Just at that moment a distant whistle was heard.
“A train!” exclaimed McGlory. “If it stops here, Matt, why can’t we——”
Matt caught the inspiration of his chum’s words. Again fortune was favoring him and McGlory. There was a chance to escape, but they would have to be quick if they took advantage of it.
“Crawl through the window, Joe!” whispered Matt. “Be wary! The jig’s up if we’re seen.”
The cowboy began at once crowding himself through the bars. He succeeded, and alighted on the roof of the shed on hands and knees. Matt followed, made his way carefully over the top of the shed, dropped from the edge of the roof, and found himself beside his chum at the rear of the hardware store.
The train was just pulling into the station. Without losing a moment, the boys scrambled over a fence, skirmished onward under the screen of the flat car, dodged beneath it, raced across the narrow stretch separating the spur from the main track, and climbed aboard the forward coach of the train.

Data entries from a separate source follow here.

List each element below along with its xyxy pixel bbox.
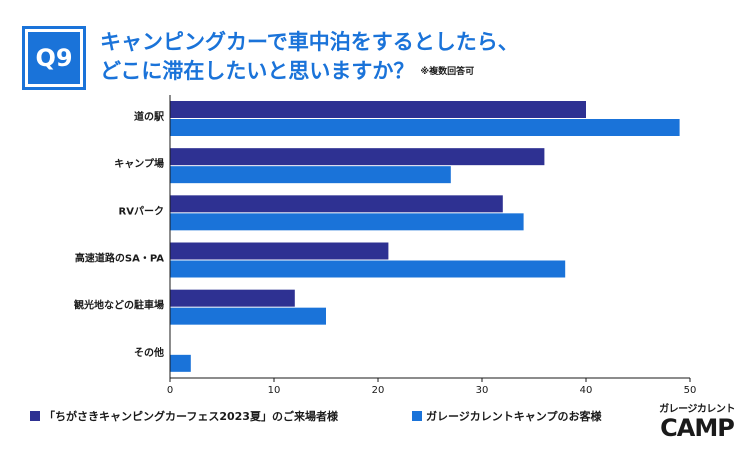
title-line-2: どこに滞在したいと思いますか？ ※複数回答可 <box>100 57 660 87</box>
question-badge: Q9 <box>22 26 86 90</box>
bar-series-2 <box>170 307 326 325</box>
legend-swatch-series-1 <box>30 411 40 421</box>
bar-series-2 <box>170 354 191 372</box>
y-tick-label: 道の駅 <box>134 110 165 123</box>
y-tick-label: RVパーク <box>119 205 164 217</box>
x-tick-label: 40 <box>580 385 593 396</box>
legend-label-series-1: 「ちがさきキャンピングカーフェス2023夏」のご来場者様 <box>44 410 338 423</box>
title-line-2-text: どこに滞在したいと思いますか？ <box>100 59 415 83</box>
logo-top-text: ガレージカレント <box>659 404 735 415</box>
logo-bottom-text: CAMP <box>660 414 735 442</box>
y-tick-label: 観光地などの駐車場 <box>74 299 164 312</box>
x-tick-label: 10 <box>268 385 281 396</box>
bar-series-1 <box>170 195 503 213</box>
y-tick-label: その他 <box>134 346 164 359</box>
legend-label-series-2: ガレージカレントキャンプのお客様 <box>426 410 602 423</box>
bar-series-1 <box>170 289 295 307</box>
bar-series-1 <box>170 148 545 166</box>
legend-swatch-series-2 <box>412 411 422 421</box>
bar-series-2 <box>170 213 524 231</box>
legend-item-series-2: ガレージカレントキャンプのお客様 <box>412 408 601 424</box>
brand-logo: ガレージカレント CAMP <box>652 400 742 446</box>
bar-series-1 <box>170 101 586 118</box>
bar-series-1 <box>170 242 389 260</box>
x-tick-label: 20 <box>372 385 385 396</box>
y-tick-label: キャンプ場 <box>114 157 164 170</box>
x-tick-label: 30 <box>476 385 489 396</box>
chart-title: キャンピングカーで車中泊をするとしたら、 どこに滞在したいと思いますか？ ※複数回… <box>100 28 660 87</box>
title-note: ※複数回答可 <box>420 66 475 77</box>
y-tick-label: 高速道路のSA・PA <box>75 252 164 265</box>
title-line-1: キャンピングカーで車中泊をするとしたら、 <box>100 30 519 54</box>
x-tick-label: 50 <box>684 385 697 396</box>
bar-series-2 <box>170 119 680 136</box>
x-tick-label: 0 <box>167 385 173 396</box>
legend-item-series-1: 「ちがさきキャンピングカーフェス2023夏」のご来場者様 <box>30 408 338 424</box>
question-number: Q9 <box>28 32 80 84</box>
bar-series-2 <box>170 166 451 184</box>
bar-series-2 <box>170 260 566 278</box>
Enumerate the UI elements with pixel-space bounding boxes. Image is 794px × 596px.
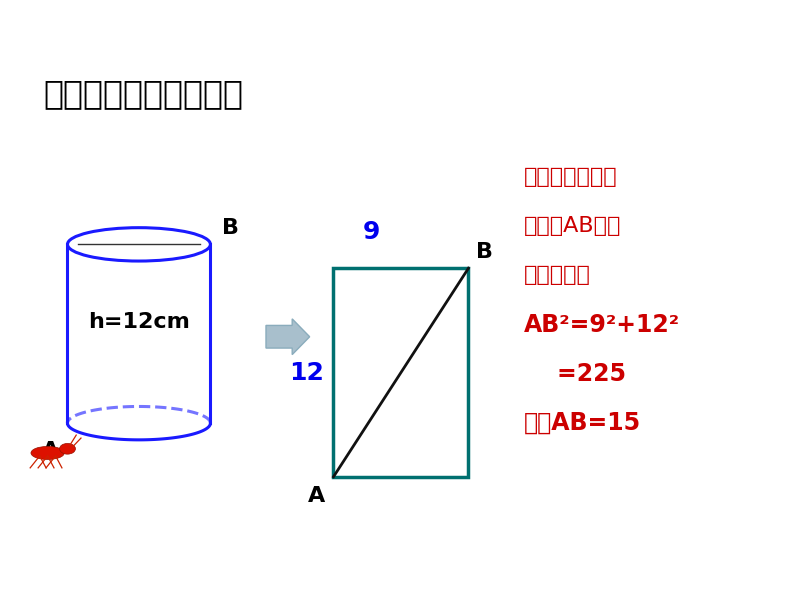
Text: 接下来，求最短距离：: 接下来，求最短距离： <box>44 77 244 110</box>
Text: B: B <box>222 218 239 238</box>
Text: 解：如图，最短: 解：如图，最短 <box>524 167 618 187</box>
Text: 12: 12 <box>289 361 324 384</box>
Text: 路径为AB，由: 路径为AB，由 <box>524 216 622 236</box>
Text: B: B <box>476 242 493 262</box>
Text: 所以AB=15: 所以AB=15 <box>524 411 642 435</box>
Text: 勾股定理得: 勾股定理得 <box>524 265 591 285</box>
Text: 9: 9 <box>363 221 380 244</box>
Ellipse shape <box>31 446 64 460</box>
Text: AB²=9²+12²: AB²=9²+12² <box>524 313 680 337</box>
Text: A: A <box>42 441 60 461</box>
Polygon shape <box>266 319 310 355</box>
Text: h=12cm: h=12cm <box>88 312 190 332</box>
Text: A: A <box>308 486 326 506</box>
Text: =225: =225 <box>524 362 626 386</box>
Bar <box>333 268 468 477</box>
Ellipse shape <box>60 443 75 454</box>
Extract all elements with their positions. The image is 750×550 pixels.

The station was on the other side of the cars, and, so far as the boys could discover, not an inhabitant of the village had seen them.
Where the train was going they did not know; but they did know that it would halt at a more friendly town than Leeville, that there would be a telegraph office in the town, and that they could forward their message to New York.
“In and out of Leeville,” murmured the cowboy, as he and Matt sank breathlessly into a seat. “I reckon old Bill Hawkins will have another guess coming, eh?”